Gov. Mills made it crystal clear that she opposed any new spending, and because of this, Speaker Talbot Ross was forced to adjourn the House without considering any of the bills the Senate had amended and approved. This move by Gov. Mills was an excellent way to use her power as chief executive to check an overactive and politically-motivated Legislature. However, she still acknowledged the Senate did additional legislative work and put new business on her desk. The governor now has 10 days to decide whether or not she signs any of the bills put on her desk by the Senate. Anything she does not sign during this 10-day window will effectively be vetoed.

This situation–infighting among Democratic leadership–began to unfold several weeks ago when the Legislature announced a staggering fact: around $11.4 million of state funding had not been allocated as part of the final supplemental budget deal. This “failure” to spend every available penny was likely a consequence of the chaos that ensued in the Appropriations Committee near the end of the session in April. The Appropriations Committee’s ambitious attempt at massive budgetary restructuring and other gimmicks, though unsuccessful, resulted in $11 million being taken from the highway budget–roughly the same amount lawmakers had left to spend in unallocated revenue. 

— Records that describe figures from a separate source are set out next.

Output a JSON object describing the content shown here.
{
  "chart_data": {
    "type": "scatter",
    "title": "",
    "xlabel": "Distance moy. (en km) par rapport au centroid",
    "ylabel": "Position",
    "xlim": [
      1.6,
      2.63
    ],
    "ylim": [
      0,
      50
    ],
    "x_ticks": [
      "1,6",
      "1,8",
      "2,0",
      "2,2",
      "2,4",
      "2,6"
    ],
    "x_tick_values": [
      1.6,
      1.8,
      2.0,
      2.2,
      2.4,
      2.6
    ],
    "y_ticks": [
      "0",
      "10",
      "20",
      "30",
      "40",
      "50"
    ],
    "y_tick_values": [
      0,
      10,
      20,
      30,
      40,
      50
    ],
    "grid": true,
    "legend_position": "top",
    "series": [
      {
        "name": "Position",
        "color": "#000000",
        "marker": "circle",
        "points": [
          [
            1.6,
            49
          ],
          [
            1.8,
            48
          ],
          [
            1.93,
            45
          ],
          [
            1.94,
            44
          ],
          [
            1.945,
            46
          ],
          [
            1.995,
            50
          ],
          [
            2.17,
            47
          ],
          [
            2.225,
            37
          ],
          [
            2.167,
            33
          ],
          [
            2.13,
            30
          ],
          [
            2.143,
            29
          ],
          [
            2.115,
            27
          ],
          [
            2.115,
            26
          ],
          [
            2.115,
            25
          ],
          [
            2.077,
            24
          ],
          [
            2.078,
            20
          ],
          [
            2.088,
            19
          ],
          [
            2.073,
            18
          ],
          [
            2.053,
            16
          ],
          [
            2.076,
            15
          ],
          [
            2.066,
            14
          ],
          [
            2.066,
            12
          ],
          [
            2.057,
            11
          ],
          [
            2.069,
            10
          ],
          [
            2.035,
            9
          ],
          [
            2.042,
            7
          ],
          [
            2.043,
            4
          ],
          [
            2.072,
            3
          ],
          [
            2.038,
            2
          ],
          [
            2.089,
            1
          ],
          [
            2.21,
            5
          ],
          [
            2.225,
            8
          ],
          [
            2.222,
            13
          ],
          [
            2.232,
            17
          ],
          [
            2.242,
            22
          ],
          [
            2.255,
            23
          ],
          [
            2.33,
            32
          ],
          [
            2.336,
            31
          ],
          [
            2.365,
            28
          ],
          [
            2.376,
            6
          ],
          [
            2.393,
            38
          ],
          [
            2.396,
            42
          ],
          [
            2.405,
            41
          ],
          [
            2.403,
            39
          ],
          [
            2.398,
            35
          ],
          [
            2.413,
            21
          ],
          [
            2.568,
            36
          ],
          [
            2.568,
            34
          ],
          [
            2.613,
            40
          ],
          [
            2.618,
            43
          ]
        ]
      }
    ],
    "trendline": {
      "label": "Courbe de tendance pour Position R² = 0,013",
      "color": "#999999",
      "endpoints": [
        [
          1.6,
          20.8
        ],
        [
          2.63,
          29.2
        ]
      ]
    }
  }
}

If the House had amended and passed all of these bills like the Senate, they would have also been sent to Gov. Mills desk, which would have caused several legal issues. Few problems would have arisen if Gov. Mills pocket-vetoed them all, as they would have died assuming the legislature did not call a special session to address them. However, if Gov. Mills had signed these bills–or signs the ones currently sitting on her desk–the legality of the laws could be a serious issue considering the improper procedure they passed with creates legal grounds to challenge them in court.

One bill sent to the House was LD 936, which required employers to disclose open positions’ pay ranges and to implement pay history record keeping. The House did not consider this bill, but if it had been passed into law, businesses not doing both of these things would be violating the law. If a business failed to comply with this bill, a state court potentially would have been forced to step in and determine whether the law was legally considered and approved by the Legislature on Veto Day.

Depending on the behavior of the judicial, executive, and legislative branches in this scenario, we could have had a full-blown constitutional crisis on our hands, and all because Senate President Jackson and Speaker Talbot Ross did not want this $11 million to go unspent.

In addition to the 30 spending bills, lawmakers also responded to the governor’s previous vetoes, all of which were sustained including LD 1231. This bill would have significantly increased Maine’s income tax rates and justified the increase by providing minimal income tax reductions for lower-income earners. Many Democrats and some Republicans, including the bill’s sponsor, Rep. Meldon Carmichael, supported the bill. But in the end, a majority of legislators agreed with Gov. Mills veto of LD 1231 and voted to sustain it.

The legislative session is finally over and the 131st legislature has met for the final time barring an unexpected special session. We will have to wait until November to see if the controversial behavior of Democratic leadership in the final weeks of session impacts the outcome of the upcoming elections or the inter-party relations of the Maine Legislature next year.